European Case Law Identifier: ECLI:AT:OGH0002:2021:0070OB00014.21S.0224.000
Spruch:
Dem Revisionsrekurs wird Folge gegeben.
Die Beschlüsse der Vorinstanzen werden dahin abgeändert, dass der Beschluss zu Punkt 1. wie folgt zu lauten hat:
„Die Beschränkung der Bewegungsfreiheit des Kranken durch Festhalten der Arme im Zuge der Blutabnahme durch Mitarbeiter des Sicherheitsdienstes am 21. Februar 2018 war unzulässig.“
Im Übrigen werden die Beschlüsse der Vorinstanzen im Umfang der Beschränkung der Bewegungsfreiheit des Kranken durch die Vier‑Punkt‑Fixierung am 21. Februar 2018 von 5:00 Uhr bis 7:45 Uhr (Punkt 2.) aufgehoben. Die Rechtssache wird insofern zur neuerlichen Entscheidung nach Verfahrensergänzung an das Erstgericht zurückverwiesen.
Begründung:
[1] Der Kranke wurde am 21. 2. 2018 um 4:55 Uhr in der psychiatrischen Abteilung der Krankenanstalt ohne Verlangen stationär untergebracht. Noch am selben Tag (7:45 Uhr) wurde seine Unterbringung aufgehoben und er entlassen.
[2] Seiner Aufnahme ging ein Polizeieinsatz voraus, nachdem er telefonisch beim Rettungsdienst‑Notruf angekündigt hatte, sich zu erschießen.

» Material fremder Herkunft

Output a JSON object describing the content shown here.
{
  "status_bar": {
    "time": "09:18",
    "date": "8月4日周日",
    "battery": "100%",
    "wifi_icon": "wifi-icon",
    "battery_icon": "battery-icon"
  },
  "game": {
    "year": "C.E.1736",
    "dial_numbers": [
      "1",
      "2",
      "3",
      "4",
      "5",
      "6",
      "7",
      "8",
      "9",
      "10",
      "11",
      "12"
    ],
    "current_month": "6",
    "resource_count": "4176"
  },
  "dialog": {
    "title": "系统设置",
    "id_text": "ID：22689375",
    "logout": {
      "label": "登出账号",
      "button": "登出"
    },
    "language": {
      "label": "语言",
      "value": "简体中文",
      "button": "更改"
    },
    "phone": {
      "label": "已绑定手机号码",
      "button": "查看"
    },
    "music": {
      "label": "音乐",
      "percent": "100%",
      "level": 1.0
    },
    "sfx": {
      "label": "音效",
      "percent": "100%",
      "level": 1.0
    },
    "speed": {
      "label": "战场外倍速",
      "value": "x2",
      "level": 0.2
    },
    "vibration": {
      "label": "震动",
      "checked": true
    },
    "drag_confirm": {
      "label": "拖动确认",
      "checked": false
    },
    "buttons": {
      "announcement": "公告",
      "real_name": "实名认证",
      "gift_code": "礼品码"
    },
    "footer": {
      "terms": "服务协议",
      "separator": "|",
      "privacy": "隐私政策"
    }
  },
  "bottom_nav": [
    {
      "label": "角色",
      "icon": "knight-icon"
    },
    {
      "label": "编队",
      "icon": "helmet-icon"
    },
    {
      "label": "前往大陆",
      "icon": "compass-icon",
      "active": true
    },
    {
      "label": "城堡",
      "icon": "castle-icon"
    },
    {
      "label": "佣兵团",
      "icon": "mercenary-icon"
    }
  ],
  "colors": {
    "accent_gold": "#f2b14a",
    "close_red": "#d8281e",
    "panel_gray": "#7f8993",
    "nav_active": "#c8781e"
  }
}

[3] Im Zeitpunkt der „Übergabe“ des Kranken an die Vertreterin des Abteilungsleiters um etwa 4:20 Uhr war der Kranke mit etwa 1 Promille Alkoholgehalt im Blut alkoholisiert. Es bestand ein Erregungszustand bei Alkoholintoxikation sowie eine Störung der Impulskontrolle. Er bagatellisierte die Ereignisse dahin, dass er die Suizidäußerung im Affekt getätigt habe, tatsächlich aber keineswegs Suizidgedanken hege. In weiterer Folge zeigte er sich zunehmend abwehrend, verbal aggressiv und drohend, provokant und abwertend. Einem anwesenden Arzt drohte er: „Wenn ich dich erwische, schneide ich dir den Schädel ab.“ Er zeigte keine Krankheits‑ und Behandlungseinsicht.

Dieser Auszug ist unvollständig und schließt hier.